The season of hostilities in Afghanistan is drawing to its end. Wars are not fought there in winter. Summing-up time has come. As I suspected ever since the beginning of the counter-terrorism operation, it was not a war. The Americans bombed the Taliban from high altitudes, at night, and landed forces in Afghanistan on only two occasions: in order to get out again half an hour later. American TV companies ran 24-hour updates on how the enemy was getting the worst of it. There were just a few killed or wounded (discounting civilians, of course). The campaign was expensive, nice, and fast. An example was set for future campaigns. An example for everyone, Russia included.

It was not a military fiasco because it was not a war as such. On the other hand, political results are staggering. General public was brainwashed by propaganda into thinking that they were results of the military campaign. The number of armed criminals (aka "patriots" if Tajiks and their allies aka "terrorists" in Pushtu) has not changed. It could not have undergone any dramatic changes in two months only. This figure has remained stable since 1978: 25,000 - 45,000 in summer and 15,000 - 25,000 in winter. Just under 50% population (and warriors) are nomads, drifting across Afghanistan and Pakistan with the seasons. The amount of weapons wielded by them has not changed. The same can be said about tribal detachments. The number of poppy fields and heroin laboratories must have even increased.

Has anything changed? The Taliban has disappeared. A great deal of new Pushtu appeared. Several commanders and thousands Arabs, Pakistanis, Chechens, and Uzbeks have failed to prove that they are Pushtu too. They are forced to remain the Taliban. All of them amassed in Kunduz and Kandahar, but they are no longer a factor that will amend the correlation of forces in Afghanistan. This correlation has held in Afghanistan for centuries.
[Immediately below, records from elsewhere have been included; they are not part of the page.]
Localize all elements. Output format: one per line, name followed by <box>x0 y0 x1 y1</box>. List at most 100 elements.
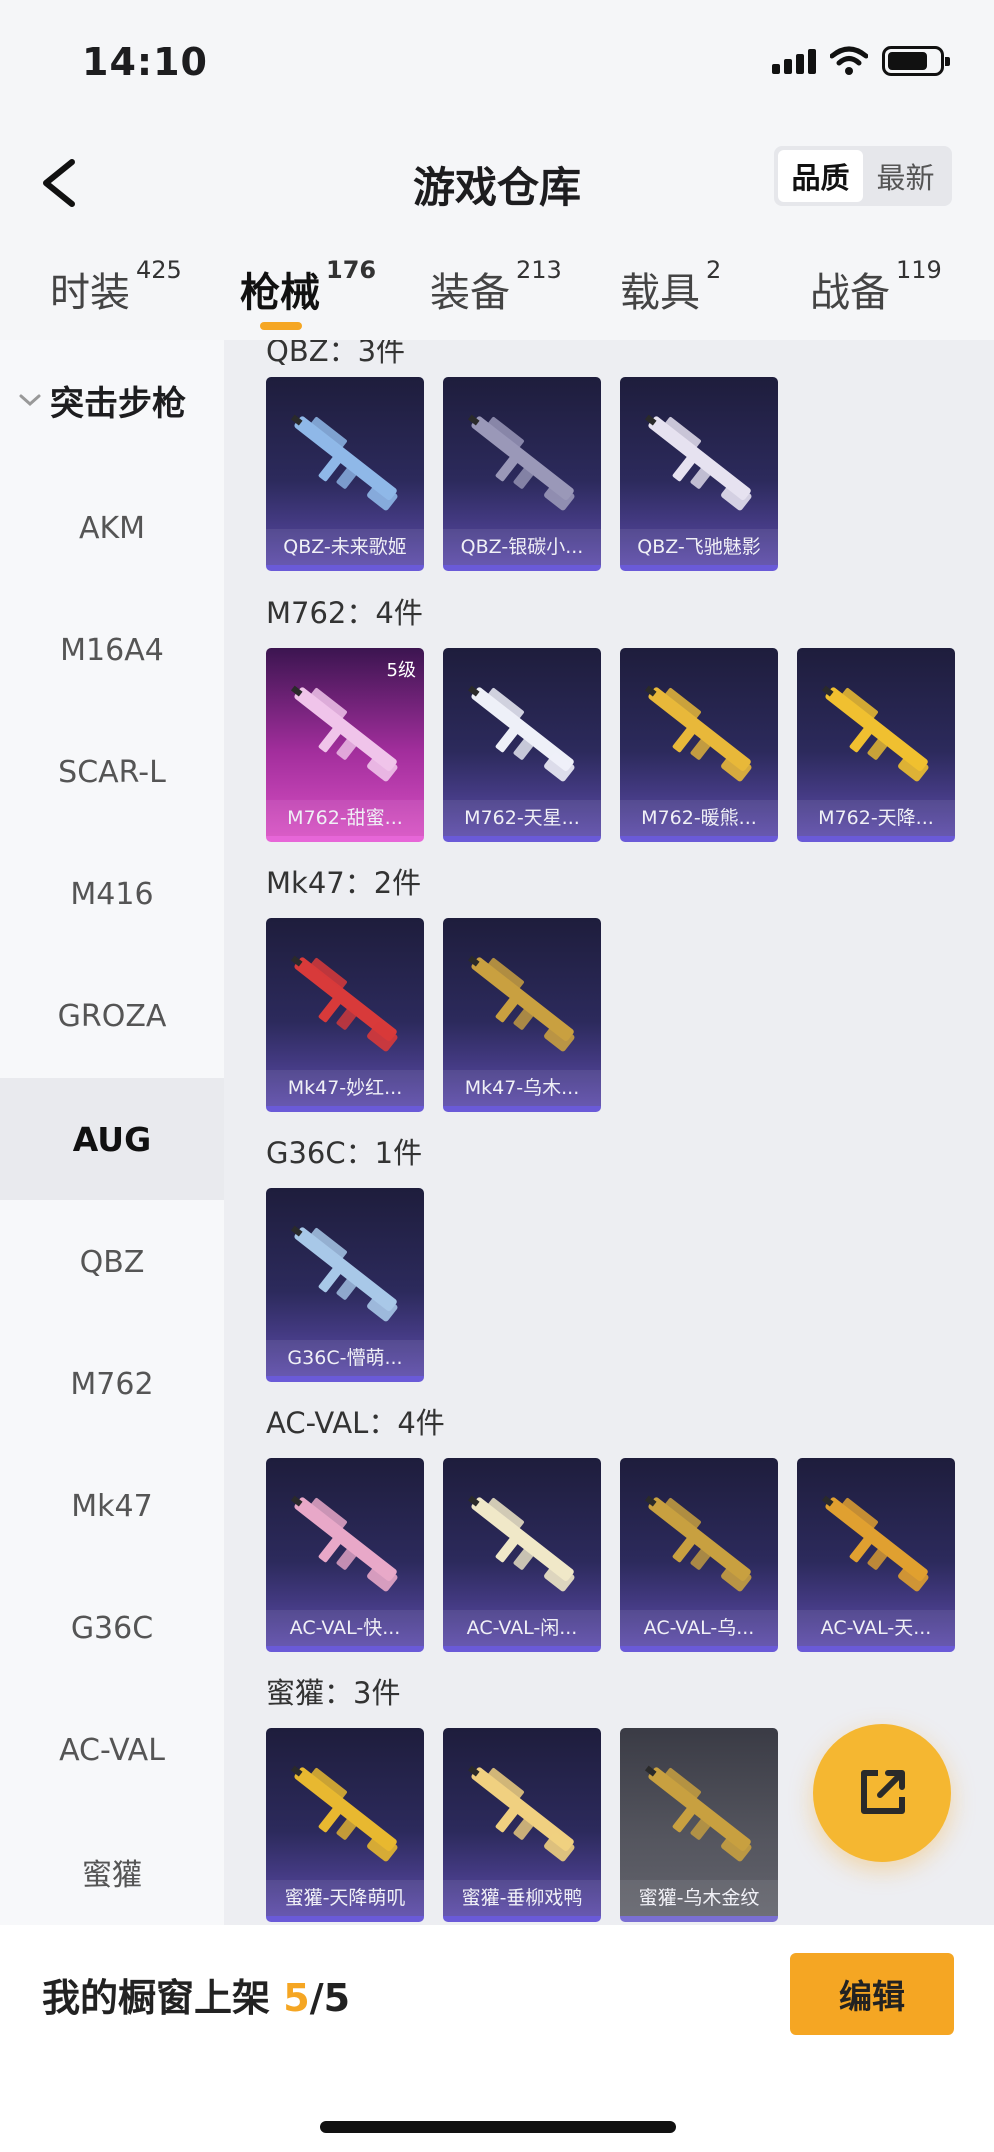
sidebar-item-ac-val[interactable]: AC-VAL <box>0 1689 224 1811</box>
showcase-label: 我的橱窗上架 <box>42 1976 271 2020</box>
weapon-skin-card[interactable]: QBZ-未来歌姬 <box>266 377 424 571</box>
weapon-skin-card[interactable]: AC-VAL-乌... <box>620 1458 778 1652</box>
showcase-total: /5 <box>309 1976 351 2020</box>
weapon-skin-card[interactable]: 蜜獾-天降萌叽 <box>266 1728 424 1922</box>
sidebar-item-akm[interactable]: AKM <box>0 467 224 589</box>
skin-name: 蜜獾-乌木金纹 <box>620 1880 778 1916</box>
active-tab-indicator <box>260 322 302 330</box>
signal-icon <box>772 48 816 74</box>
skin-name: 蜜獾-垂柳戏鸭 <box>443 1880 601 1916</box>
weapon-sidebar: 突击步枪 AKM M16A4 SCAR-L M416 GROZA AUG QBZ… <box>0 340 224 1925</box>
weapon-skin-card[interactable]: M762-暖熊... <box>620 648 778 842</box>
section-title: G36C：1件 <box>266 1136 423 1170</box>
sidebar-item-g36c[interactable]: G36C <box>0 1567 224 1689</box>
skin-name: AC-VAL-天... <box>797 1610 955 1646</box>
weapon-skin-card[interactable]: M762-天星... <box>443 648 601 842</box>
rifle-icon <box>821 1495 929 1592</box>
tab-label: 战备 <box>810 270 890 316</box>
share-icon <box>861 1770 905 1814</box>
section-title: M762：4件 <box>266 596 423 630</box>
weapon-skin-card[interactable]: QBZ-银碳小... <box>443 377 601 571</box>
section-title: QBZ：3件 <box>266 340 406 368</box>
sidebar-item-honey-badger[interactable]: 蜜獾 <box>0 1811 224 1925</box>
sidebar-item-m416[interactable]: M416 <box>0 833 224 955</box>
sort-newest-button[interactable]: 最新 <box>863 150 948 202</box>
sidebar-item-mk47[interactable]: Mk47 <box>0 1445 224 1567</box>
section-title: 蜜獾：3件 <box>266 1676 401 1710</box>
skin-name: QBZ-银碳小... <box>443 529 601 565</box>
edit-button[interactable]: 编辑 <box>790 1953 954 2035</box>
chevron-down-icon <box>19 394 41 407</box>
sort-quality-button[interactable]: 品质 <box>778 150 863 202</box>
skin-name: M762-天星... <box>443 800 601 836</box>
weapon-skin-card[interactable]: AC-VAL-天... <box>797 1458 955 1652</box>
status-time: 14:10 <box>82 40 208 84</box>
rifle-icon <box>467 955 575 1052</box>
tab-count: 2 <box>706 256 722 284</box>
skin-name: AC-VAL-闲... <box>443 1610 601 1646</box>
tab-label: 枪械 <box>240 270 320 316</box>
weapon-skin-card[interactable]: Mk47-乌木... <box>443 918 601 1112</box>
skin-name: QBZ-未来歌姬 <box>266 529 424 565</box>
rifle-icon <box>467 1765 575 1862</box>
tab-count: 119 <box>896 256 942 284</box>
category-tabs: 时装 425 枪械 176 装备 213 载具 2 战备 119 <box>0 240 994 340</box>
wifi-icon <box>830 46 868 75</box>
sidebar-group-assault-rifles[interactable]: 突击步枪 <box>0 370 224 430</box>
share-button[interactable] <box>813 1724 951 1862</box>
sidebar-item-aug[interactable]: AUG <box>0 1078 224 1200</box>
weapon-skin-card[interactable]: AC-VAL-闲... <box>443 1458 601 1652</box>
skin-name: G36C-懵萌... <box>266 1340 424 1376</box>
rifle-icon <box>644 1765 752 1862</box>
tab-combat-gear[interactable]: 战备 119 <box>810 256 942 318</box>
weapon-skin-card[interactable]: AC-VAL-快... <box>266 1458 424 1652</box>
skin-name: QBZ-飞驰魅影 <box>620 529 778 565</box>
tab-label: 时装 <box>50 270 130 316</box>
home-indicator <box>320 2121 676 2133</box>
showcase-bar: 我的橱窗上架 5/5 编辑 <box>0 1925 994 2152</box>
rifle-icon <box>467 1495 575 1592</box>
rifle-icon <box>644 414 752 511</box>
weapon-skin-card[interactable]: 5级 M762-甜蜜... <box>266 648 424 842</box>
rifle-icon <box>290 414 398 511</box>
rifle-icon <box>290 1765 398 1862</box>
skin-name: AC-VAL-乌... <box>620 1610 778 1646</box>
rifle-icon <box>467 414 575 511</box>
sidebar-item-groza[interactable]: GROZA <box>0 955 224 1077</box>
sidebar-item-m762[interactable]: M762 <box>0 1323 224 1445</box>
nav-bar: 游戏仓库 品质 最新 <box>0 130 994 240</box>
weapon-skin-card[interactable]: 蜜獾-垂柳戏鸭 <box>443 1728 601 1922</box>
sort-toggle: 品质 最新 <box>774 146 952 206</box>
skin-name: M762-甜蜜... <box>266 800 424 836</box>
skin-name: M762-天降... <box>797 800 955 836</box>
weapon-skin-card[interactable]: QBZ-飞驰魅影 <box>620 377 778 571</box>
tab-fashion[interactable]: 时装 425 <box>50 256 182 318</box>
weapon-skin-card[interactable]: M762-天降... <box>797 648 955 842</box>
rifle-icon <box>644 1495 752 1592</box>
tab-guns[interactable]: 枪械 176 <box>240 256 376 318</box>
showcase-status: 我的橱窗上架 5/5 <box>42 1967 350 2022</box>
sidebar-item-scar-l[interactable]: SCAR-L <box>0 711 224 833</box>
rifle-icon <box>821 685 929 782</box>
rifle-icon <box>644 685 752 782</box>
status-bar: 14:10 <box>0 0 994 130</box>
rifle-icon <box>290 1495 398 1592</box>
skin-name: Mk47-妙红... <box>266 1070 424 1106</box>
weapon-skin-card[interactable]: 蜜獾-乌木金纹 <box>620 1728 778 1922</box>
sidebar-item-m16a4[interactable]: M16A4 <box>0 589 224 711</box>
rifle-icon <box>290 1225 398 1322</box>
sidebar-group-label: 突击步枪 <box>50 383 186 424</box>
section-title: AC-VAL：4件 <box>266 1406 445 1440</box>
skin-name: Mk47-乌木... <box>443 1070 601 1106</box>
tab-count: 176 <box>326 256 377 284</box>
weapon-skin-card[interactable]: Mk47-妙红... <box>266 918 424 1112</box>
weapon-skin-card[interactable]: G36C-懵萌... <box>266 1188 424 1382</box>
battery-icon <box>882 46 950 76</box>
tab-vehicles[interactable]: 载具 2 <box>620 256 721 318</box>
showcase-current: 5 <box>283 1976 310 2020</box>
tab-equipment[interactable]: 装备 213 <box>430 256 562 318</box>
sidebar-item-qbz[interactable]: QBZ <box>0 1201 224 1323</box>
skin-name: M762-暖熊... <box>620 800 778 836</box>
section-title: Mk47：2件 <box>266 866 422 900</box>
tab-label: 装备 <box>430 270 510 316</box>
The Americans understand the necessity of conquering all of the Afghanis in order to root out terrorism in Afghanistan. And that is not what can or should be expected from modern armies. Instead of fighting the Afghani peoples, the Americans bought them. It was as simple as that. It is only in Russia that buying managers without paying employees is considered Boris Berezovsky's invention. In Oriental politics these methods have been used since the time of the pharaohs. $600 million to Pakistan in the first two weeks are only a curtain-raiser. Journalists do not know - cannot know - how much was paid to tribal leaders and how much was promised. Results are what counts and results are impressive - total retreat from cities, new authorities, new names...

This is the most impressive non-military solution of a military problem in the new century. Hail the Americans who bought their soldiers' lives in the war that never took place. A lot may change yet, for worse as well, but let this war remain a war that will have never taken place.

There is, however, the question of how thoroughly the Americans took into account the tragic British and Soviet experience of fighting in Afghanistan. So far, the United States has landed less than a regiment in the Afghani plains to guard the airfield. If the American army gets carried away by what it might have mistaken for its victory and moves out to the mountains, it will be made pay for it and pay dearly. The Pentagon has chosen the only correct strategy there is and should stick to it.

What is to become of Afghanistan? Will it become a heroin desert roamed by armed and uncontrollable tribes under the fake government recognized by the UN? Are we about to discover on the map of Afghanistan two ethnic states with the capitals in Kabul and Kandahar (states living on heroin export too)? It doesn't matter really because the United States, and Russia too, is still facing the major problem - evolution of global terrorism. The latest developments in Afghanistan have made a great propagandistic effect of course, but the real problem is beyond the sphere of propaganda. The quiet war on terrorism is underway. The general public is unlikely to be informed of its details.